Help me digitise and transcribe a cassette tape archive.
November 29, 2020 10:00 AM   Subscribe

I have access to a large archive of local history on cassette tape that needs to be digitised and transcribed. There are people willing to help but I would like your advice on the best hardware and software to use to 1) digitise the (fragile) cassettes and 2) auto transcribe the audio before cleaning up with human transcription.

Some of the cassettes are almost 40 years old and in delicate condition. Ease of use (including and / or after initial set up) is a major factor. Absolutely willing to pay for a good solution.
posted by roolya_boolya to Computers & Internet (5 answers total) 6 users marked this as a favorite
 
A cassette player with an out that can run into a Zoom recorder...then uploaded to a computer and edited in Audacity is our set up for similar projects. Recently digitized 30 some year old tapes.
posted by tiny frying pan at 11:54 AM on November 29, 2020 [2 favorites]


The simplest solution would be one of these cassette digitizers - this one for instance costs under $30 and records directly to a USB drive.

Otherwise, any good quality tape playback device (check on Craigslist or ebay for old hi-fis in good condition, there are tons) with a 3.5mm headphone jack should work - you ought to be able to plug this directly into a "line-in" jack that sound cards and some motherboards have. . Alternatively you can use a portable recorder like a Zoom as tiny frying pan suggests. The easiest option there is probably one of these passthrough recorders - it would put the signal directly into digital audio on a SD card or USB thumbdrive.
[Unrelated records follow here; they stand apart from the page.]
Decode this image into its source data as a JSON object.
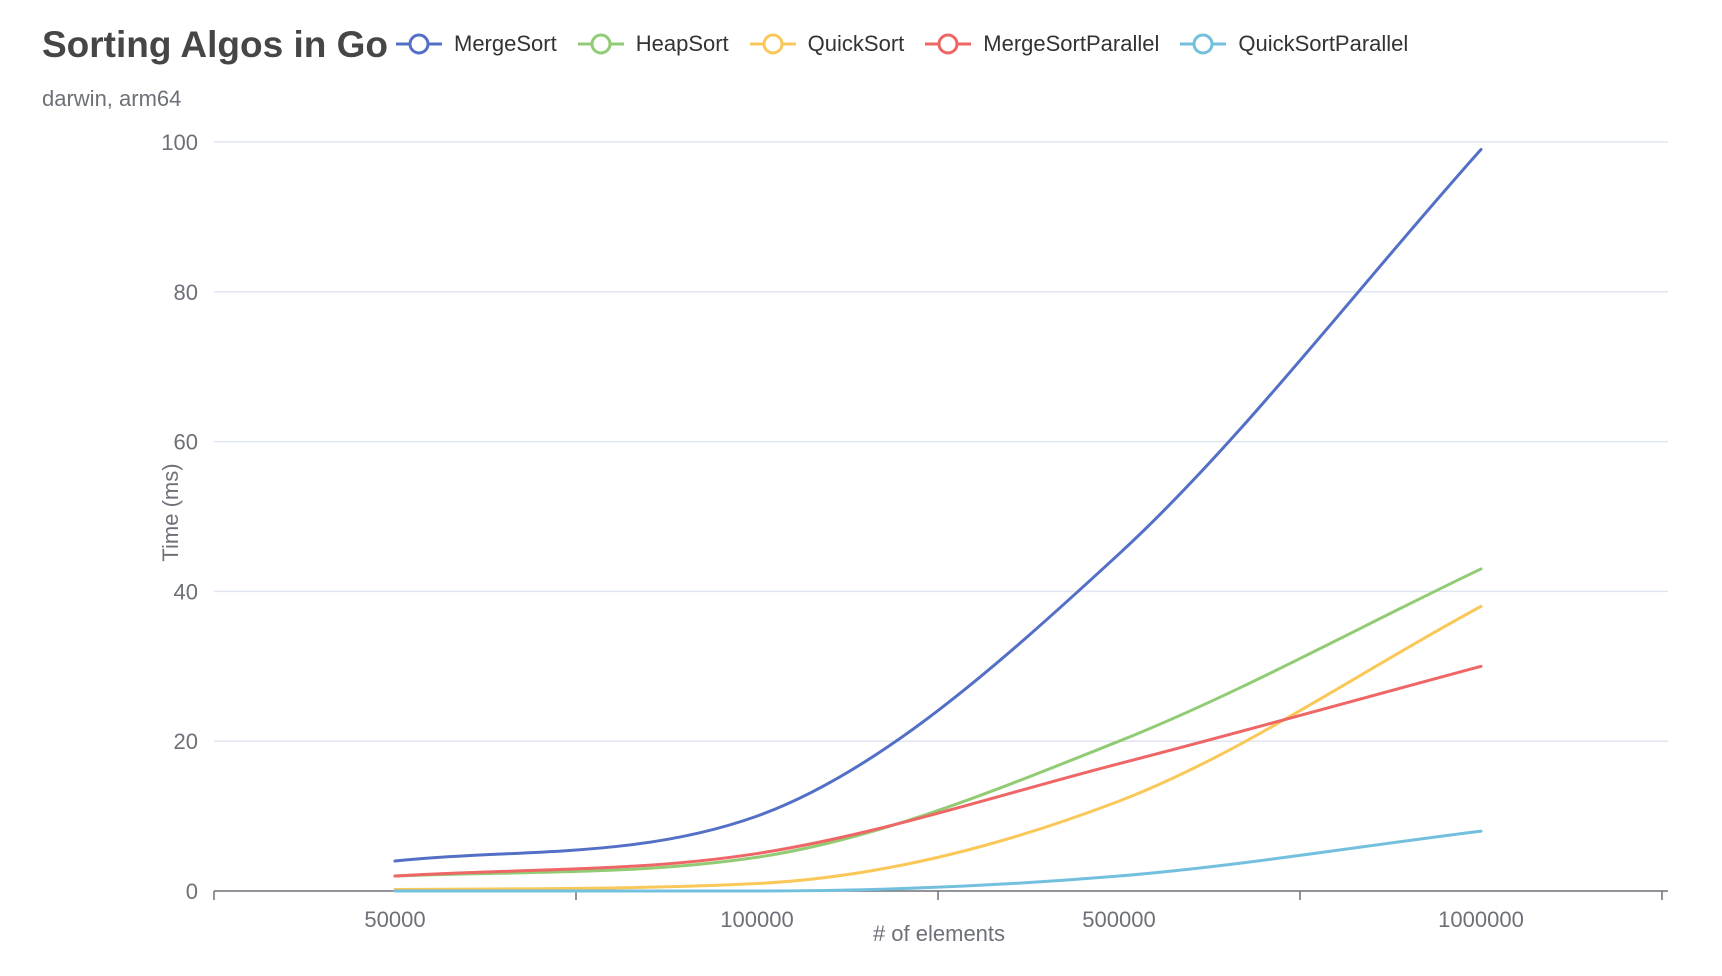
{
  "chart_data": {
    "type": "line",
    "title": "Sorting Algos in Go",
    "subtitle": "darwin, arm64",
    "xlabel": "# of elements",
    "ylabel": "Time (ms)",
    "categories": [
      "50000",
      "100000",
      "500000",
      "1000000"
    ],
    "ylim": [
      0,
      100
    ],
    "yticks": [
      0,
      20,
      40,
      60,
      80,
      100
    ],
    "grid": true,
    "legend_position": "top",
    "smooth": true,
    "series": [
      {
        "name": "MergeSort",
        "color": "#5470c6",
        "values": [
          4,
          10,
          45,
          99
        ]
      },
      {
        "name": "HeapSort",
        "color": "#91cc75",
        "values": [
          2,
          4.5,
          20,
          43
        ]
      },
      {
        "name": "QuickSort",
        "color": "#fac858",
        "values": [
          0.2,
          1,
          12,
          38
        ]
      },
      {
        "name": "MergeSortParallel",
        "color": "#ee6666",
        "values": [
          2,
          5,
          17,
          30
        ]
      },
      {
        "name": "QuickSortParallel",
        "color": "#73c0de",
        "values": [
          0,
          0,
          2,
          8
        ]
      }
    ]
  }
}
Audacity is definitely the standard for basic sound file manipulation - you can trim, normalize, EQ and so on. It may require a plugin to deal with MP3s but it's free and there are instructions included.

For transcription, there are a few free transcribers but I've used Otter.ai professionally and it seems to work well. Microsoft also has this built into Word, it seems (though I haven't tried it).

I don't know that there is any way to be sure that the tapes won't break, but if they do, a bit of clear scotch tape will do the trick as it did in the '80s and '90s.
posted by BlackLeotardFront at 12:21 PM on November 29, 2020 [1 favorite]


I have seen someone upload a movie to YouTube in order To take advantage of the auto-CC feature -- because you can download a text file of the closed captions, saving some typing.
posted by wenestvedt at 12:39 PM on November 29, 2020


Best answer: The easiest option for the first part is to find a facilities house that does archive tape transfers, since they'll have the right equipment to do a good job and will know how to do it efficiently in bulk (e.g. greatbear in the UK).

If you're doing it yourself (as I've done for a few hundred of my family's tapes by now), and you need to deal with tapes in unknown condition, then you want a tape deck that will be gentle with the tape and easy to clean and align. I'd be looking for a reasonably good-quality 1990s hifi deck (Aiwa/Sony/Technics/Tascam...), 3 head, logic-controlled, not autoreverse. I wouldn't put a lot of faith in "USB cassette player" devices, since they tend to use walkman/car-audio style mechanisms that don't perform particularly well at the best of times and will be a pain to sort out if a tape snaps or sheds oxide. Bear in mind that 20+ year old decks will usually need new drive belts by now (you can replace these yourself - they're available cheaply on ebay or from electronics suppliers).

Wind each tape from end to end at least once before playing it so the tape's evenly packed on the spools. It's worth having a few sacrificial known-good tapes around - if you find a tape where the shell has warped so it's too stiff to play, or the foam pressure pad has disintegrated so it's fluttering away from the head, you can open up the old tape shell and carefully move the reels into a good shell. Some old tapes will shed oxide dust, so make sure you clean the heads and tape path with cotton buds and alcohol from time to time.
posted by offog at 1:07 PM on November 29, 2020 [14 favorites]


Best answer: I endorse offog's answer in its entirety. I would add that another reason to eschew the cheap USB devices is that they typically only digitize to mp3, which is a lossy format. Get a USB (not FireWire) audio interface instead, capture at 48 kHz minimum (and 96 kHz is better) and save to something lossless like WAV or AIFF. Then you can transcode the lossless file to mp3 for listening.